Santorum Gets Boost After 4th Place Finish in Iowa Straw Poll

Politics   |   Steven Ertelt   |   Aug 15, 2011   |   11:15AM   |   Washington, DC

Rick Santorum was not expected to coming in 4th place in the Iowa Straw Poll on Saturday — ahead of better-known and better-funded candidates. And with the Republican presidential race partly becoming an expectations game, Santorum gets a boost by performing much better than expected.

Santorum came in fourth behind expected winner Michele Bachmann and expected second place candidate Ron Paul, both of whom turned out their evangelical and libertarian supporters. Tim Pawlenty, who lost the expectations game, placed third and withdrew from the race over the weekend.

Now, Santorum hopes the strong finish will boost his fundraising and allow him a better chance to compete with top tier Republican candidates, including Mitt Romney and Rick Perry — who did not compete in the Iowa poll.

“I am incredibly grateful for the overwhelming support our campaign received today,” said Senator Santorum in a statement to LifeNews. “The press and pundits had written us off and chose to ignore our message. But voters rallied around our message, that America will be great again if we elect a President who has the record of results through proven leadership. The people of Iowa sent shock waves through the political establishment and our success though does not end here in Ames today, but moves forward to the Caucuses and beyond.”

“We were in range of three. I mean I felt like here’s a guy [Pawlenty] who spent a million bucks in this and we spent a fraction of that and here we are within a few hundred votes of him and I feel very, very good about that. I feel we’re positioned exactly where we want to be,” Santorum told CNN. “If you look at the top four, three of them can win the caucus. And I really feel that Ron Paul can’t win this caucus and can’t win this nomination and the other three candidates have a potential to do so. The top three tickets get punched out of Iowa, so I feel really good about that.”

“This morning the phones were buzzing,” Santorum told Politico Sunday. “If we had one-tenth of the money the other campaigns had, we could have done better. It was a one-man band. I was playing the harmonica, the accordion and the drums. But people followed the music.”

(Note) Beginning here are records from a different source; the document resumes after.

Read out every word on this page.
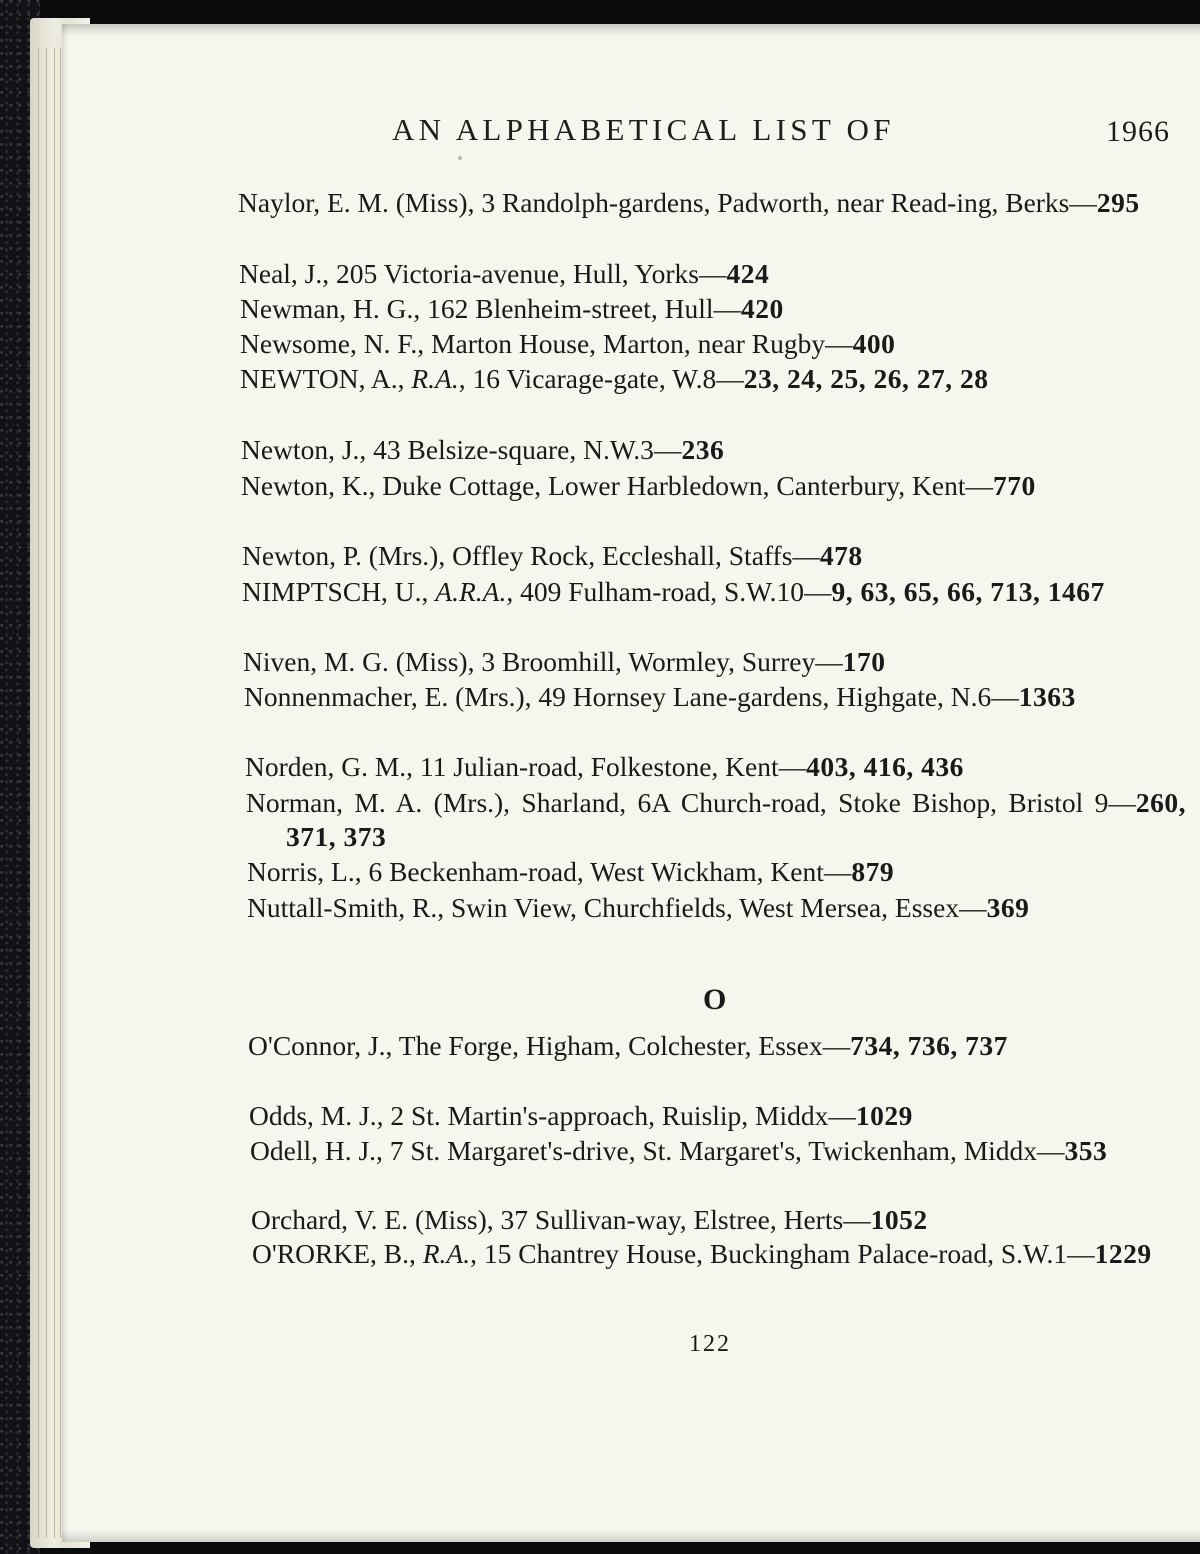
AN ALPHABETICAL LIST OF	1966
Naylor, E. M. (Miss), 3 Randolph-gardens, Padworth, near Read-ing, Berks—295
Neal, J., 205 Victoria-avenue, Hull, Yorks—424
Newman, H. G., 162 Blenheim-street, Hull—420
Newsome, N. F., Marton House, Marton, near Rugby—400
NEWTON, A., R.A., 16 Vicarage-gate, W.8—23, 24, 25, 26, 27, 28
Newton, J., 43 Belsize-square, N.W.3—236
Newton, K., Duke Cottage, Lower Harbledown, Canterbury, Kent—770
Newton, P. (Mrs.), Offley Rock, Eccleshall, Staffs—478
NIMPTSCH, U., A.R.A., 409 Fulham-road, S.W.10—9, 63, 65, 66, 713, 1467
Niven, M. G. (Miss), 3 Broomhill, Wormley, Surrey—170
Nonnenmacher, E. (Mrs.), 49 Hornsey Lane-gardens, Highgate, N.6—1363
Norden, G. M., 11 Julian-road, Folkestone, Kent—403, 416, 436
Norman, M. A. (Mrs.), Sharland, 6A Church-road, Stoke Bishop, Bristol 9—260, 371, 373
Norris, L., 6 Beckenham-road, West Wickham, Kent—879
Nuttall-Smith, R., Swin View, Churchfields, West Mersea, Essex—369
O
O'Connor, J., The Forge, Higham, Colchester, Essex—734, 736, 737
Odds, M. J., 2 St. Martin's-approach, Ruislip, Middx—1029
Odell, H. J., 7 St. Margaret's-drive, St. Margaret's, Twickenham, Middx—353
Orchard, V. E. (Miss), 37 Sullivan-way, Elstree, Herts—1052
O'RORKE, B., R.A., 15 Chantrey House, Buckingham Palace-road, S.W.1—1229
122
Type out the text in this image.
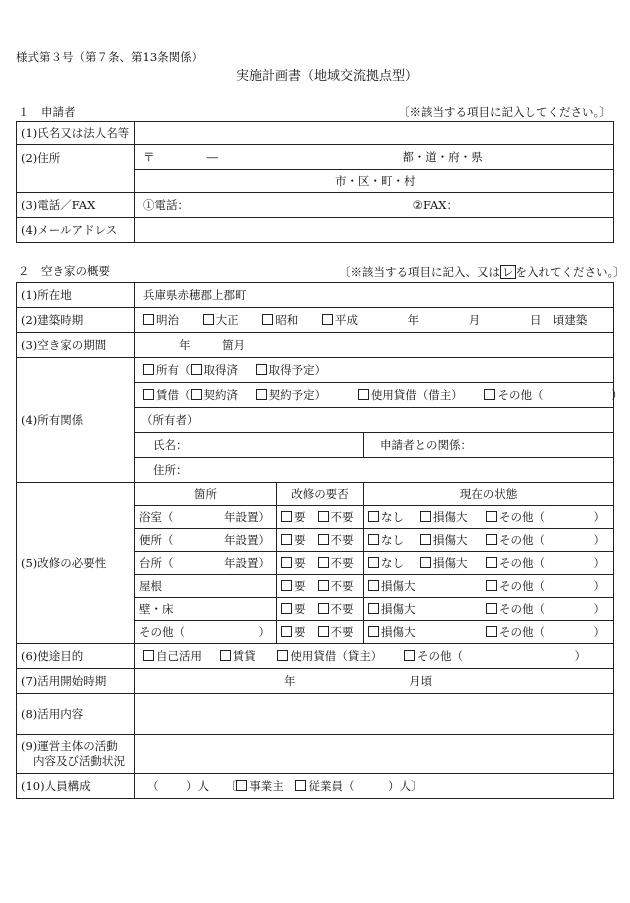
様式第３号（第７条、第13条関係）
実施計画書（地域交流拠点型）
１　申請者	〔※該当する項目に記入してください。〕
(1)氏名又は法人名等	
(2)住所	〒 ― 都・道・府・県
	市・区・町・村
(3)電話／FAX	①電話： ②FAX：
(4)メールアドレス	
２　空き家の概要	〔※該当する項目に記入、又は レ を入れてください。〕
(1)所在地	兵庫県赤穂郡上郡町		
(2)建築時期	明治 大正 昭和 平成 年 月 日　頃建築		
(3)空き家の期間	年 箇月		
(4)所有関係	所有（ 取得済 取得予定）		
	賃借（ 契約済 契約予定） 使用貸借（借主） その他（ ）		
	（所有者）		
	氏名：		申請者との関係：
	住所：		
(5)改修の必要性	箇所	改修の要否	現在の状態
	浴室（ 年設置）	要 不要	なし 損傷大 その他（ ）

	便所（ 年設置）	要 不要	なし 損傷大 その他（ ）

	台所（ 年設置）	要 不要	なし 損傷大 その他（ ）

	屋根	要 不要	損傷大 その他（ ）

	壁・床	要 不要	損傷大 その他（ ）

	その他（ ）	要 不要	損傷大 その他（ ）

(6)使途目的	自己活用 賃貸 使用貸借（貸主） その他（ ）		
(7)活用開始時期	年 月頃		
(8)活用内容			

(9)運営主体の活動
内容及び活動状況			

(10)人員構成	（ ）人 〔 事業主 従業員（ ）人〕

“I feel like we’ve positioned ourselves perfectly for this race,” Santorum said. “Ron Paul is not someone who can win the caucuses. And Michele Bachmann has a lot of question marks about her. I’m confident that we’re going to do very well at picking up folks who want a strong conservative who’s a constructive leader.”

Santorum visited 68 of Iowa’s 99 counties, holding 111 town hall meetings and rallies in libraries, coffee shops, and even living rooms. Now, he is reportedly heading to Pennsylvania to raise critical funds needed to compete through the Iowa caucus and New Hampshire primary election.

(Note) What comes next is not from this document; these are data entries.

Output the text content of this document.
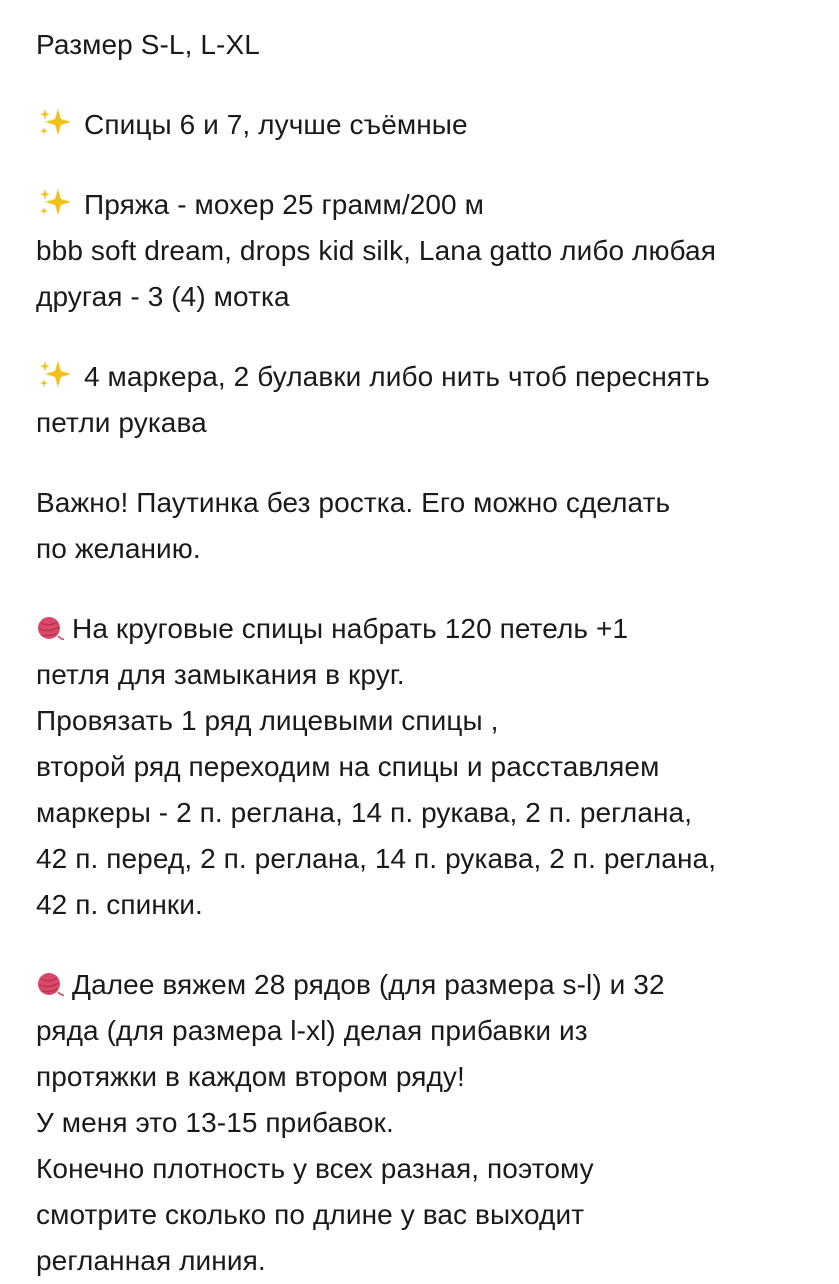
Размер S-L, L-XL

Спицы 6 и 7, лучше съёмные

Пряжа - мохер 25 грамм/200 м
bbb soft dream, drops kid silk, Lana gatto либо любая
другая - 3 (4) мотка

4 маркера, 2 булавки либо нить чтоб переснять
петли рукава

Важно! Паутинка без ростка. Его можно сделать
по желанию.

На круговые спицы набрать 120 петель +1
петля для замыкания в круг.
Провязать 1 ряд лицевыми спицы ,
второй ряд переходим на спицы и расставляем
маркеры - 2 п. реглана, 14 п. рукава, 2 п. реглана,
42 п. перед, 2 п. реглана, 14 п. рукава, 2 п. реглана,
42 п. спинки.

Далее вяжем 28 рядов (для размера s-l) и 32
ряда (для размера l-xl) делая прибавки из
протяжки в каждом втором ряду!
У меня это 13-15 прибавок.
Конечно плотность у всех разная, поэтому
смотрите сколько по длине у вас выходит
регланная линия.
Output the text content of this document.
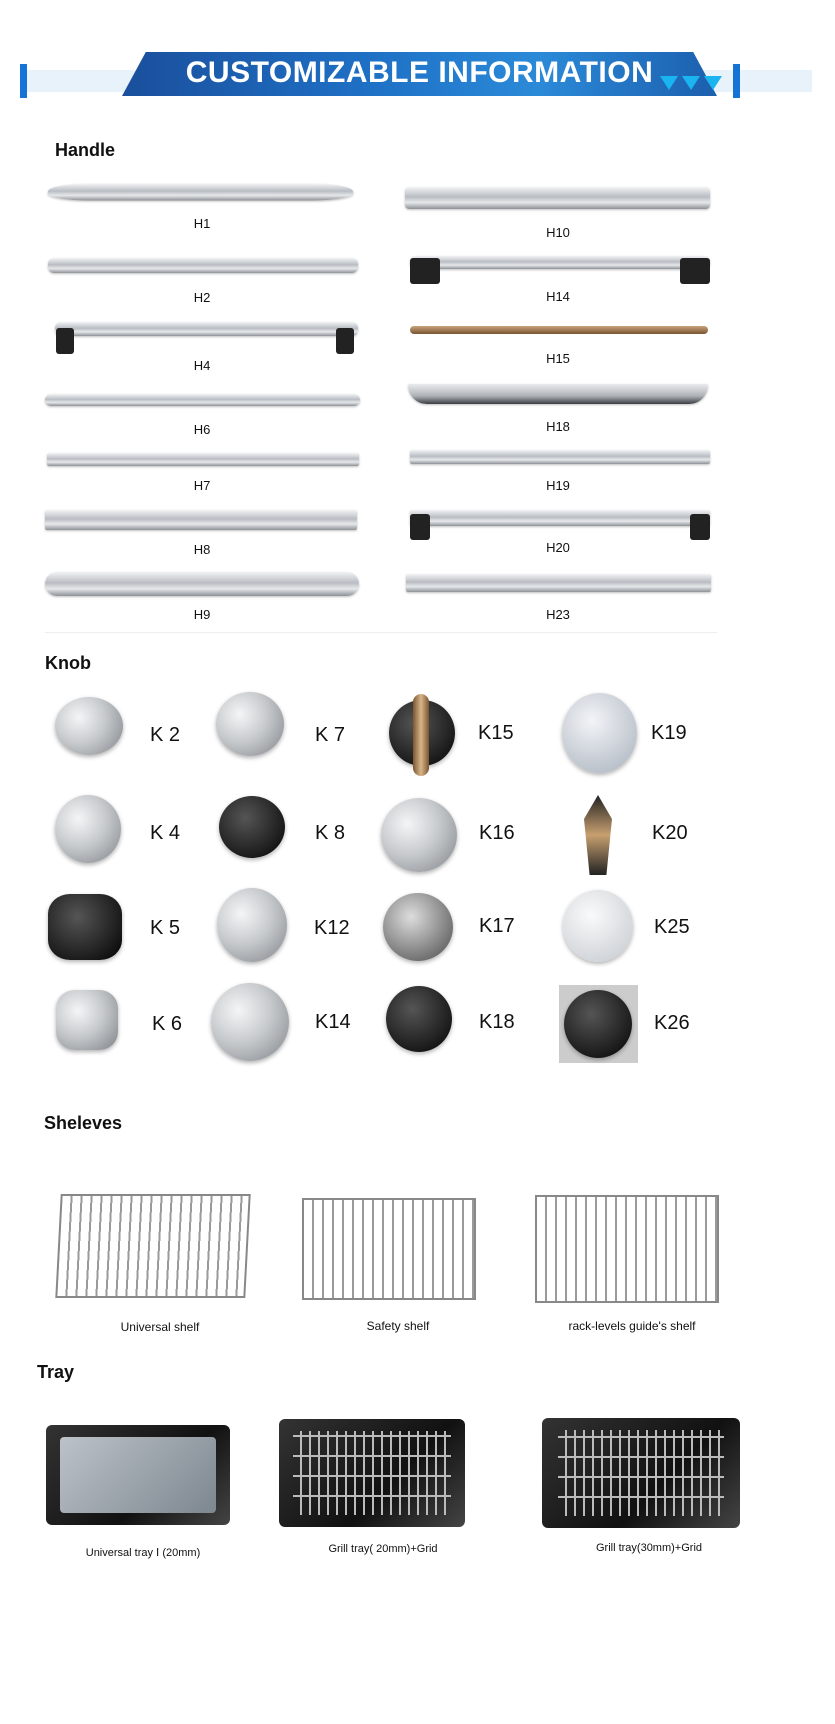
CUSTOMIZABLE INFORMATION
Handle
H1
H2
H4
H6
H7
H8
H9
H10
H14
H15
H18
H19
H20
H23
Knob
K 2	K 7	K15	K19
K 4	K 8	K16	K20
K 5	K12	K17	K25
K 6	K14	K18	K26
Sheleves
Universal shelf	Safety shelf	rack-levels guide's shelf
Tray
Universal tray Ⅰ (20mm)	Grill tray( 20mm)+Grid	Grill tray(30mm)+Grid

His campaign said the results are a “vindication for Senator Santorum’s belief that a clear, consistent and proven conservative record resonates with Americans. Outspent in Iowa by more than six to one in comparison to his nearest competitors, Senator Santorum showed that leadership trumps showmanship and that the American people deserve more than just television commercials, news conferences and empty promises.”

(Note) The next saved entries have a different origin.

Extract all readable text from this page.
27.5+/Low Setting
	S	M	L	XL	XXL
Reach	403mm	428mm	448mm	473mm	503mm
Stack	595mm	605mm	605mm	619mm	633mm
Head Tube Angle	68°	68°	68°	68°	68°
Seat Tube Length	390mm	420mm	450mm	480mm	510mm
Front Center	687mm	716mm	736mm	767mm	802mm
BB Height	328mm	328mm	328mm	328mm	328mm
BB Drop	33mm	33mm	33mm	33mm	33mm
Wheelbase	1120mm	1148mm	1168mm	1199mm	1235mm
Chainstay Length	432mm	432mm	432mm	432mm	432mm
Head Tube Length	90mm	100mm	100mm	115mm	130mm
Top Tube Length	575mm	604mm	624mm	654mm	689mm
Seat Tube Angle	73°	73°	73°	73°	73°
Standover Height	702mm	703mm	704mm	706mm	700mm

After the vote, Santorum told the Associated Press that he credited his victory to his focus on pro-life issues and said  “I will not back down” on pushing pro-life themes.

Santorum received kudos from pro-life advocates after providing an articulate defense of the pro-life position on abortion in cases of rape and incest during the Republican presidential debate last week.

Santorum was asked why he didn’t support abortion exceptions for rape and incest and he pointed out that society should help pregnant women in such cases rather than push them into abortions. He said the crime of rape should not be exacerbated by the crime of an abortion and that the unborn child did not deserve to die simply because of the circumstances surrounding his or her conception.

During his eloquent defense of the pro-life position against abortions in rare cases of rape or incest, he pointed out that under current law, a murderer or rapist can escape the death penalty, but a child conceived in rape cannot escape execution if the mother decides to have an abortion.

Santorum said:  “You know the Supreme Court of the United States on a recent case said that a man who committed rape could not be killed, could not be subject to the death penalty, yet the child conceived as a result of that rape could be. That to me sounds like a country that doesn’t have its morals correct. That child did nothing wrong. [Applause.] That child is an innocent victim. To be victimized twice would be a horrible thing. It is an innocent human life. It is genetically human from the moment of conception, and it is a human life, and we in America should be big enough to try to surround ourselves and help women in those terrible situations who have been traumatized already, [to] put them through another trauma of abortion? I think it’s too much to ask and so I would absolutely stand and say that one violence is enough.”